Jesuit Church (Warsaw)



Location: ul. Swietojanska 10

Tel. 022 831 1675

Bus: E- 1, E- 3, 116, 122, 175, 195, 495, 503


Jesuit Church or Church of Merciful Mother of God is an impressive Baroque light blue building constructed by the Jesuit order of the Roman Catholic Church. It was built in 1609- 29 and served a near by monastery as well as other residents of Warsaw. Jesuit Church survived for over three centuries. In 1944 during the Warsaw uprising of Polish resistance against German occupation Jesuit Church was badly damaged and virtually destroyed. After completion of World War II residents of Warsaw rebuilt the building using old plans, drawings and pictures as their guide.


The church was built in the years 1609-1626 according to the design of an unknown architect, who with his artistry proved extraordinary professionalism and expertise. Probably the author of this masterful project was Jan Frankiewicz - builder and creator of the church of St. Kazimierz in Vilnius.

The initiator of the church construction was Fr. Piotr Skarga. The preacher used the money collected from alms to buy a house in 1597 for the Jesuit order. The tenement house where the Jesuits lived at first was called the "monastery". In the following years, the monks bought more neighboring tenements and prepared the foundations for the construction of the church. They also got a construction site from King Zygmunt.

The Jesuit Order arrived in Warsaw in 1607, then the seat of King Sigismund III Vasa. The Jesuit Congregation wanted to establish a seat near the castle. The place where the seat of the order was to be built was not chosen accidentally, because the planned seat of the Jesuits bordering the cathedral and the castle nearby would emphasize their importance in the society of that time.

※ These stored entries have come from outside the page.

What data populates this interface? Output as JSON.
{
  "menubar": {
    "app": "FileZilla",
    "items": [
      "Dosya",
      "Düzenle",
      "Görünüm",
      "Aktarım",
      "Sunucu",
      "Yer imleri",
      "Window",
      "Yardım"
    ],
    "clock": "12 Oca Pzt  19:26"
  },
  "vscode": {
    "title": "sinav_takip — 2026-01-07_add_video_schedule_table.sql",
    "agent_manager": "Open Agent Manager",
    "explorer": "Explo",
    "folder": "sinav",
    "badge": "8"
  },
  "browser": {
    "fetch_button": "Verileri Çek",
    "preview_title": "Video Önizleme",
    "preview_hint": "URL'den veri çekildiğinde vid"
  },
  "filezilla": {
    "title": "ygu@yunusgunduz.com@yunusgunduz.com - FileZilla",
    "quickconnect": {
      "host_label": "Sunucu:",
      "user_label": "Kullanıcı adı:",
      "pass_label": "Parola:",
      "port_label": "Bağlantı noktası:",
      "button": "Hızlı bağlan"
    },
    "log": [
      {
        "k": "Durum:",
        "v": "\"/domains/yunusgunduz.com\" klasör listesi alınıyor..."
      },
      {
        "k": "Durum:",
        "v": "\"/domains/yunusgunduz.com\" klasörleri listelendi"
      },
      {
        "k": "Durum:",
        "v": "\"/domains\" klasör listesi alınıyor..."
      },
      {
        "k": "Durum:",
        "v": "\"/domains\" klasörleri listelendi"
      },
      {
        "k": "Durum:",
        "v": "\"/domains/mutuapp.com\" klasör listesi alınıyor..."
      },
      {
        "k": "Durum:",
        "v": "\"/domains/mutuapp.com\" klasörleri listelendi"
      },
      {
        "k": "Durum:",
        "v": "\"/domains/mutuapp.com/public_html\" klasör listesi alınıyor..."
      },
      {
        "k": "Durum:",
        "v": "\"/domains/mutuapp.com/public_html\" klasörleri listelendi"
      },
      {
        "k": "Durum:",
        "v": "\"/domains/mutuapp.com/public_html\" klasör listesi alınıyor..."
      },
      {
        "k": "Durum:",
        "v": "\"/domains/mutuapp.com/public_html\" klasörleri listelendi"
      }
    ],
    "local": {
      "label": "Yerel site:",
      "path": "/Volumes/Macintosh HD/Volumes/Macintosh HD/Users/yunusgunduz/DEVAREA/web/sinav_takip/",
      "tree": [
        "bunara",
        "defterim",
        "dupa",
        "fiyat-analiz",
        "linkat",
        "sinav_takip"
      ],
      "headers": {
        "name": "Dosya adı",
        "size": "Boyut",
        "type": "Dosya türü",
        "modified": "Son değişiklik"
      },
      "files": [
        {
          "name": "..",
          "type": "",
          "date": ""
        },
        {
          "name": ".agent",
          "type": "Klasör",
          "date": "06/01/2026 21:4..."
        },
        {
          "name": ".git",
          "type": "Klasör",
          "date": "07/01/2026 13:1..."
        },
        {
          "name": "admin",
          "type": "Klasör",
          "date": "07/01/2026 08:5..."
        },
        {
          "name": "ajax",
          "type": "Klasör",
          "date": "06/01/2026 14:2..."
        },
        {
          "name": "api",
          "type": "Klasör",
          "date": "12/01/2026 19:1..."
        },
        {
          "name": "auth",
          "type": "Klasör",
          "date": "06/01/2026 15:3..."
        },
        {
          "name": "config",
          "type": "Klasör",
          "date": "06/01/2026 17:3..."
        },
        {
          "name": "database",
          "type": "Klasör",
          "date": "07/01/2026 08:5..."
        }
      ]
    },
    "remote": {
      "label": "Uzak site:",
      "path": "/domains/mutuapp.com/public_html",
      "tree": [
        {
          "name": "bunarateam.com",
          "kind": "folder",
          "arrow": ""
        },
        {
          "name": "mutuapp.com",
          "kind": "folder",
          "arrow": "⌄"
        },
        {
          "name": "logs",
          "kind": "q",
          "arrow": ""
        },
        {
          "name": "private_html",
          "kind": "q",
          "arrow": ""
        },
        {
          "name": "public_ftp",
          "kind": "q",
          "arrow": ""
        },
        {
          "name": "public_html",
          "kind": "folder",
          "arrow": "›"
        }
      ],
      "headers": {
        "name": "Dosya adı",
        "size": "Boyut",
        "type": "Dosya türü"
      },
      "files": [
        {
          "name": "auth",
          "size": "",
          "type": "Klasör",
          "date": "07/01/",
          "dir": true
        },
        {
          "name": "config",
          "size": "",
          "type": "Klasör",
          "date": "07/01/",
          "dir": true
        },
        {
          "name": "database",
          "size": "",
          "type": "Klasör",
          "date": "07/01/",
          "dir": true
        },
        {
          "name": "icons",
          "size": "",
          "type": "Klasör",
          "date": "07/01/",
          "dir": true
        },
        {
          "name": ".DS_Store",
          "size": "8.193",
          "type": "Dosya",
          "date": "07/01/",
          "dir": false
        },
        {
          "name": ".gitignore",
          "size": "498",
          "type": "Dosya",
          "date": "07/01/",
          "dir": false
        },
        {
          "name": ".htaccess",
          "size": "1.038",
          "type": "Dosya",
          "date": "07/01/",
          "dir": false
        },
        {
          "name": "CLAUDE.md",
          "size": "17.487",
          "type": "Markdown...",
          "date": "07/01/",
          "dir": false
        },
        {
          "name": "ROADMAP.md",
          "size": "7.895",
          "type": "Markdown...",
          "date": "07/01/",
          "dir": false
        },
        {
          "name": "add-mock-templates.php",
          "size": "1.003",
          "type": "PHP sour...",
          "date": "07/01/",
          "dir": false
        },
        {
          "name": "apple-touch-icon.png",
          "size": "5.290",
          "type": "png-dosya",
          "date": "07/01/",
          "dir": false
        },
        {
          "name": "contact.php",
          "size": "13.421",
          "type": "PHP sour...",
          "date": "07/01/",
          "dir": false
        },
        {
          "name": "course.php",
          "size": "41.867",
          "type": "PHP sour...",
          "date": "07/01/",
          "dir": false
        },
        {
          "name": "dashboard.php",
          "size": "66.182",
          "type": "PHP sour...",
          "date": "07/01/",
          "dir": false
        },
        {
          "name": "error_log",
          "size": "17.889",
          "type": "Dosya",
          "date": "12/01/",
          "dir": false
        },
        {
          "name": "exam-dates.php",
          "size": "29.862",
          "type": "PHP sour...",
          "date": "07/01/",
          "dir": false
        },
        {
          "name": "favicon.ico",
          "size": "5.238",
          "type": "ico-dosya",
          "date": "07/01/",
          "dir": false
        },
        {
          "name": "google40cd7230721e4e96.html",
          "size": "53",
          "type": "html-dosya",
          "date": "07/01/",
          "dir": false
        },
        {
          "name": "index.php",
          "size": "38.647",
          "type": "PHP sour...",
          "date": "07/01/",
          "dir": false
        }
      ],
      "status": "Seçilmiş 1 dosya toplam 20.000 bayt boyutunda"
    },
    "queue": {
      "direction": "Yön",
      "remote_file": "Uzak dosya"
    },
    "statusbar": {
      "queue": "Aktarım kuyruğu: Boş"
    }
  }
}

The founders of this temple were, among others King Zygmunt III Waza, Andrzej Bobola (chamberlain), the Gostomski brothers.

In 1656, the temple was destroyed and plundered by the invasion of the Swedish army. In 1660 the order founded a pharmacy at the church. The entrance was from the Old Town Square. It also served the residents of Warsaw and was the oldest Warsaw pharmacy after the castle pharmacy. In 1668 they founded a school with lectures on, among others, theology and philosophy at the academic level.

In 1720 the construction of a two-story building at the back of the church began, initiated by Ludwik Bartłomiej Załuski, Bishop of Płock. Thanks to this building, Jezuicka Street was created. The school, which had an unofficial name derived from the name of the bishop Załuski - Gymnasium Zaluscianum, was moved to the newly built building. A pharmacy and rich collection were also moved to the building.

In 1773, after the dissolution of the order, this temple became a school church subject to the National Education Commission. For a short time the church also belonged to the German Brotherhood of Saint Bruno. The Pauline headquarters was also located there briefly. In 1818 the church survived the crisis and was treated as a cathedral magazine, and in 1828 wool was stored in it. The temple returned to its original function only in 1834 thanks to the Piarist order. The monks removed by the partitioner from their previous seat transferred all their belongings, including monuments, to the church on Świętojańska St. These monks brought a bear sculpture to their new headquarters, which can be admired to this day at the entrance to the temple. In 1864, when the Piarist order was abolished, the church began to perform auxiliary functions for the neighboring cathedral. The church did not return to the Jesuits until 1918, but in 1944 the temple was almost completely destroyed as a result of arson and blowing up. The Church of Our Lady of Grace remained under the protection of the Jesuit order.